3. Universal drops out as the film runs $10 million over budget. De Niro’s Tribeca Productions picks up the pieces. Cast as the teen Calogero is Lillo Brancato, who was discovered at Jones Beach. The movie makes good box office and reviews (though some call De Niro’s directing debut “soft-core Scorsese”).

Photo: Patrick McMullan

4. Palminteri gets a lead role in Woody Allen’s Bullets Over Broadway plus a deal to make a movie of his new play Faithful (about a hit man named Tony who sees a therapist) and to write another in which he’ll co-star with Danny DeVito. But the DeVito project never happens, and he’s sued by his old stage director over money due from the adaptation. (They settle out of court.)

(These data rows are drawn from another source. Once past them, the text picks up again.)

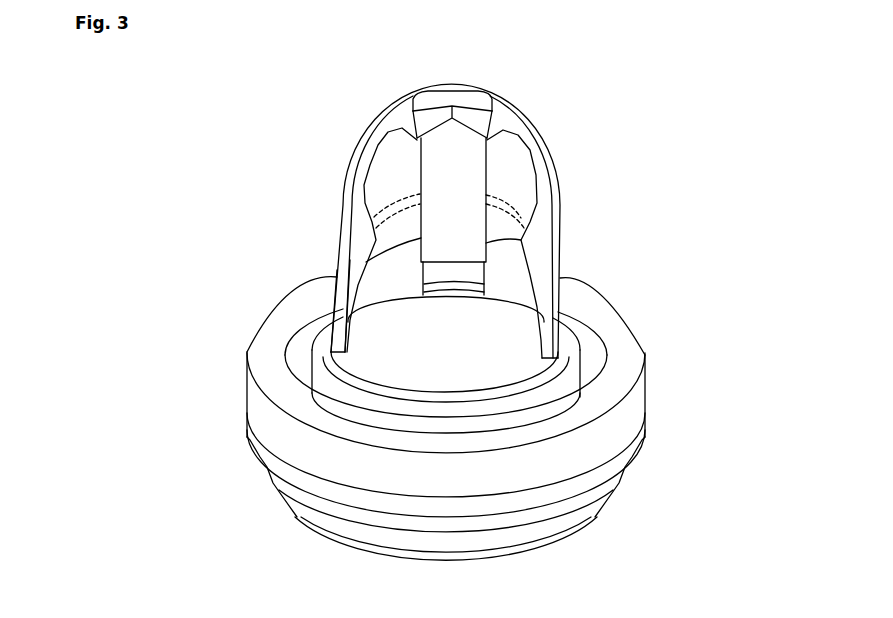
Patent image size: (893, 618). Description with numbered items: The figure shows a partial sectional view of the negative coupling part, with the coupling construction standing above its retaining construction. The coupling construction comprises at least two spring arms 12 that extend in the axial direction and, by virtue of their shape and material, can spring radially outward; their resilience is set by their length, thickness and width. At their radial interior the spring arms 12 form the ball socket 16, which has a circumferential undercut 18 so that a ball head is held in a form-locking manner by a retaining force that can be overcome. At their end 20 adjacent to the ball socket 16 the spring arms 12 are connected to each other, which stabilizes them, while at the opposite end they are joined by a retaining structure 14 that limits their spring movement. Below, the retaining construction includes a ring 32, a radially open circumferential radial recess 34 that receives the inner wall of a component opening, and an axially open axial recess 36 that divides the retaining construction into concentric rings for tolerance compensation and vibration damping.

The spring arm 12 is at (410, 183).
The retaining structure 14 is at (500, 400).
The ball socket 16 is at (383, 168).
The undercut 18 is at (356, 230).
The end 20 is at (438, 95).
The ring 32 is at (263, 411).
The radial recess 34 is at (280, 459).
The axial recess 36 is at (588, 333).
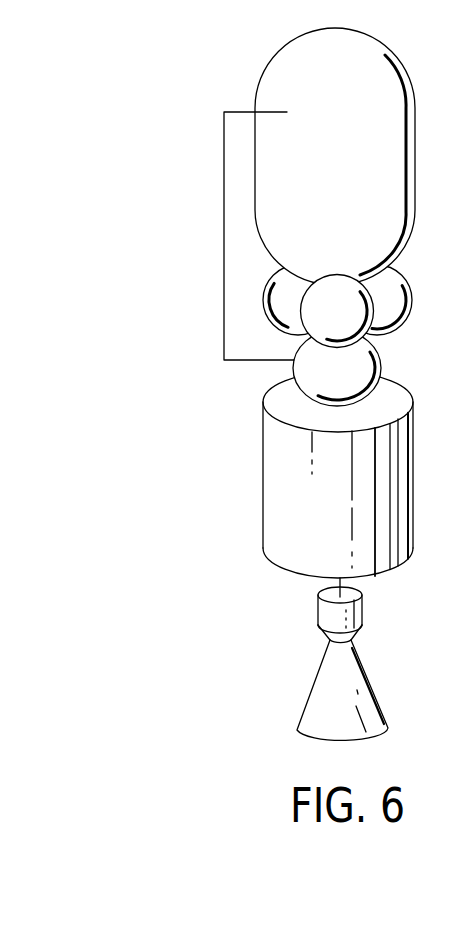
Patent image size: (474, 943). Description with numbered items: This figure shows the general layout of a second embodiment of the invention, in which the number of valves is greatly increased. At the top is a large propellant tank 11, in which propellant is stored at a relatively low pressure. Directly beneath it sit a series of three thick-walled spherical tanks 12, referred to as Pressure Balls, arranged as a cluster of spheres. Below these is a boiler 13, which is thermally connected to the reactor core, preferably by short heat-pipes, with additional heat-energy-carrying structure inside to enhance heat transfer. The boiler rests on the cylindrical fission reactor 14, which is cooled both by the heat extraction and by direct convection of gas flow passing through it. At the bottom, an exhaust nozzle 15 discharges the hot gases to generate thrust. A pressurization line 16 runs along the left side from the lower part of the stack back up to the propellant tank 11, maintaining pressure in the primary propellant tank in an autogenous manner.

The propellant tank 11 is at (390, 147).
The thick-walled spherical tanks 12 is at (346, 303).
The boiler 13 is at (364, 348).
The fission reactor 14 is at (288, 468).
The exhaust nozzle 15 is at (333, 686).
The pressurization line 16 is at (223, 298).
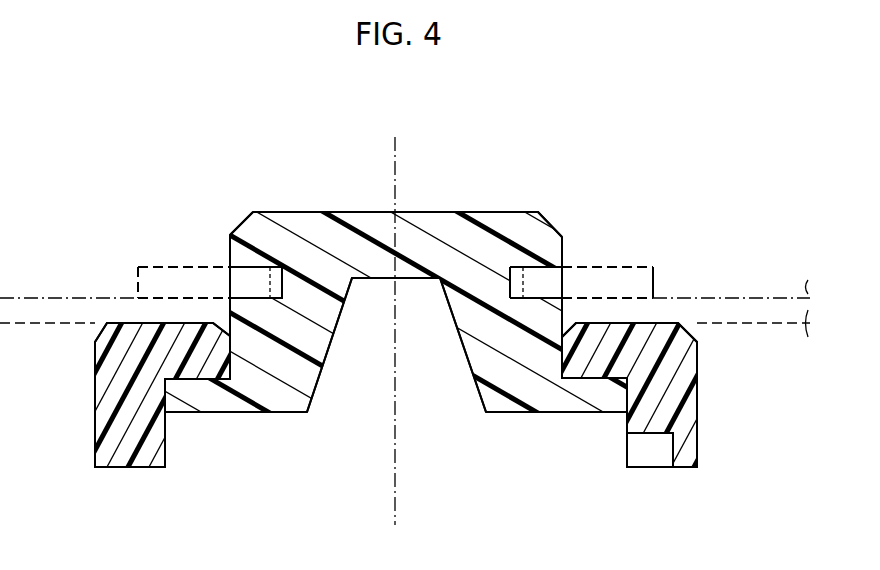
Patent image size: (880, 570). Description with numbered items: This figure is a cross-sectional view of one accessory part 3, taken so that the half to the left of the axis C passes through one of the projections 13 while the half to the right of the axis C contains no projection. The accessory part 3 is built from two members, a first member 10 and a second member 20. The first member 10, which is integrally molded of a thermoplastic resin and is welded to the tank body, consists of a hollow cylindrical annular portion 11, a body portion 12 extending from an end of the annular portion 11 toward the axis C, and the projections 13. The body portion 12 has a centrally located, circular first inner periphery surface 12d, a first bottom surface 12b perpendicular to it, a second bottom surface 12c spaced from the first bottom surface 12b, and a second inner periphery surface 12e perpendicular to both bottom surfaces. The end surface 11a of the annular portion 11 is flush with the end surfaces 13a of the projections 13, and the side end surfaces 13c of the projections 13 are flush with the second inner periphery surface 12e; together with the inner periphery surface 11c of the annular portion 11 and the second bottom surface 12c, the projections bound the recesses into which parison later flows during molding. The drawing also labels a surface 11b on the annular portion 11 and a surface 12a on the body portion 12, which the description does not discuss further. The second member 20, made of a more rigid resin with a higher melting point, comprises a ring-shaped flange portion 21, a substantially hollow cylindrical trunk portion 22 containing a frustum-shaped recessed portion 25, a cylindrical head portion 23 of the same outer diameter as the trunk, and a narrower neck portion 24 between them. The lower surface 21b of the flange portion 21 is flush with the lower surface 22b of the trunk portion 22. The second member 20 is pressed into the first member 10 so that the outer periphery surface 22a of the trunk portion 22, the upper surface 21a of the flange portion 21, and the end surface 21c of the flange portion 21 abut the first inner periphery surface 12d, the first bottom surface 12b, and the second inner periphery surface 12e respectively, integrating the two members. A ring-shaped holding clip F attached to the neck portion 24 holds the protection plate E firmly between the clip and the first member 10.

The accessory part 3 is at (619, 170).
The first member 10 is at (704, 364).
The annular portion 11 is at (95, 415).
The end surface of the annular portion 11a is at (107, 468).
The outer side surface of flange portion 11b is at (95, 445).
The inner periphery surface of the annular portion 11c is at (670, 466).
The body portion 12 is at (673, 361).
The top surface of second flange portion 12a is at (650, 322).
The first bottom surface 12b is at (545, 413).
The second bottom surface 12c is at (665, 448).
The first inner periphery surface 12d is at (230, 353).
The second inner periphery surface 12e is at (627, 445).
The projections 13 is at (162, 470).
The end surfaces of the projections 13a is at (142, 470).
The side end surfaces of the projections 13c is at (167, 450).
The second member 20 is at (512, 208).
The flange portion 21 is at (203, 398).
The upper surface of the flange portion 21a is at (182, 376).
The lower surface of the flange portion 21b is at (187, 413).
The end surface of the flange portion 21c is at (165, 403).
The trunk portion 22 is at (303, 340).
The outer periphery surface of the trunk portion 22a is at (229, 306).
The lower surface of the trunk portion 22b is at (290, 413).
The head portion 23 is at (308, 235).
The neck portion 24 is at (262, 288).
The recessed portion 25 is at (372, 312).
The axis C is at (397, 162).
The protection plate E is at (777, 298).
The holding clip F is at (646, 265).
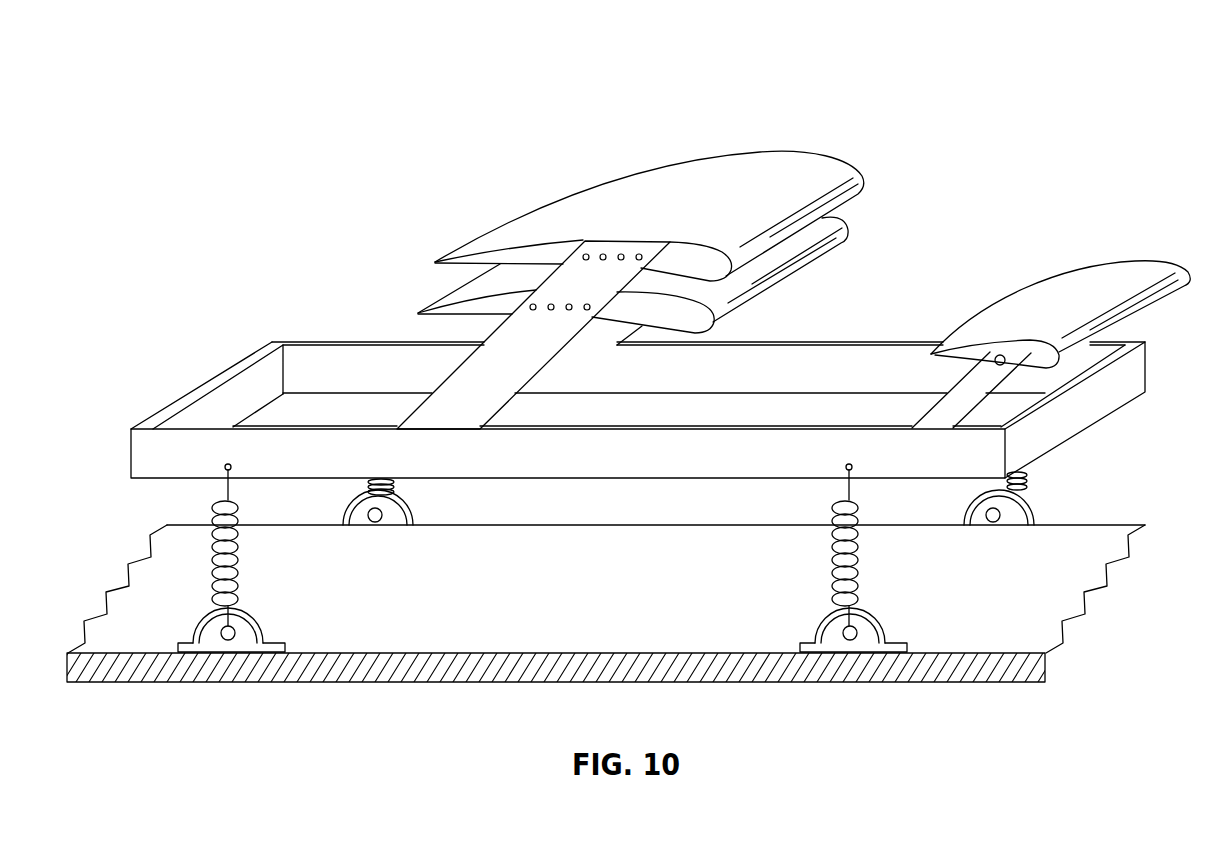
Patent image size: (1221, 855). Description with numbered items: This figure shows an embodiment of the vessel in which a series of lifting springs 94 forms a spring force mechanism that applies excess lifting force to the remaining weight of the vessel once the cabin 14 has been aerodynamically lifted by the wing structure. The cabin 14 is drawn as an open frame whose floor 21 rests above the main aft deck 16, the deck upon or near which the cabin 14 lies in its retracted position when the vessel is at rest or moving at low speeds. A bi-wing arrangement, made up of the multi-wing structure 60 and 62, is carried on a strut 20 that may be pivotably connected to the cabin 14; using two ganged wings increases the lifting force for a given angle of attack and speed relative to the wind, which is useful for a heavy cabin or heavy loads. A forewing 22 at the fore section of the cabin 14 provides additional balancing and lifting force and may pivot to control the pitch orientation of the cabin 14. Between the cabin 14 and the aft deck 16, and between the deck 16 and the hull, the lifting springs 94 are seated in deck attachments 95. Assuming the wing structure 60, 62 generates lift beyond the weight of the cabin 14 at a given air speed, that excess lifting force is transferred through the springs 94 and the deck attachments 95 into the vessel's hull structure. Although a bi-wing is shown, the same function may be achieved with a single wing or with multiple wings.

The cabin 14 is at (307, 342).
The main aft deck 16 is at (570, 603).
The strut 20 is at (452, 382).
The platform 21 is at (683, 421).
The forewing 22 is at (1090, 280).
The multi-wing structure 60 is at (822, 172).
The multi-wing structure 62 is at (813, 258).
The lifting spring 94 is at (367, 485).
The deck attachment 95 is at (413, 513).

5. Palminteri becomes known for variations on his tough Italian persona (The Usual Suspects, etc.), culminating in a commercial in which he strong-arms a boy into drinking Vanilla Coke. Brancato is cast in the second season of The Sopranos.

6. In 2005, Brancato is arrested for a burglary in the Bronx in which an off-duty cop is killed. Friends talk of his drug addiction. “Here he is in the quintessential movie about not wasting your life,” Palminteri says today, “and that’s exactly what he does.”

Photo: Patrick McMullan

7. This year, while shooting Yonkers Joe, Palminteri talks the producer, Trent Othick, into reviving A Bronx Tale on Broadway. (He has previously pursued Jimmy Webb and Billy Joel about turning it into a musical.) Palminteri favorite Jerry Zaks agrees to direct, and within five months, they’re set for a run. But it’s not a musical. “This is exactly like the play was,” says Palminteri. “If it ain’t broke, don’t fix it.”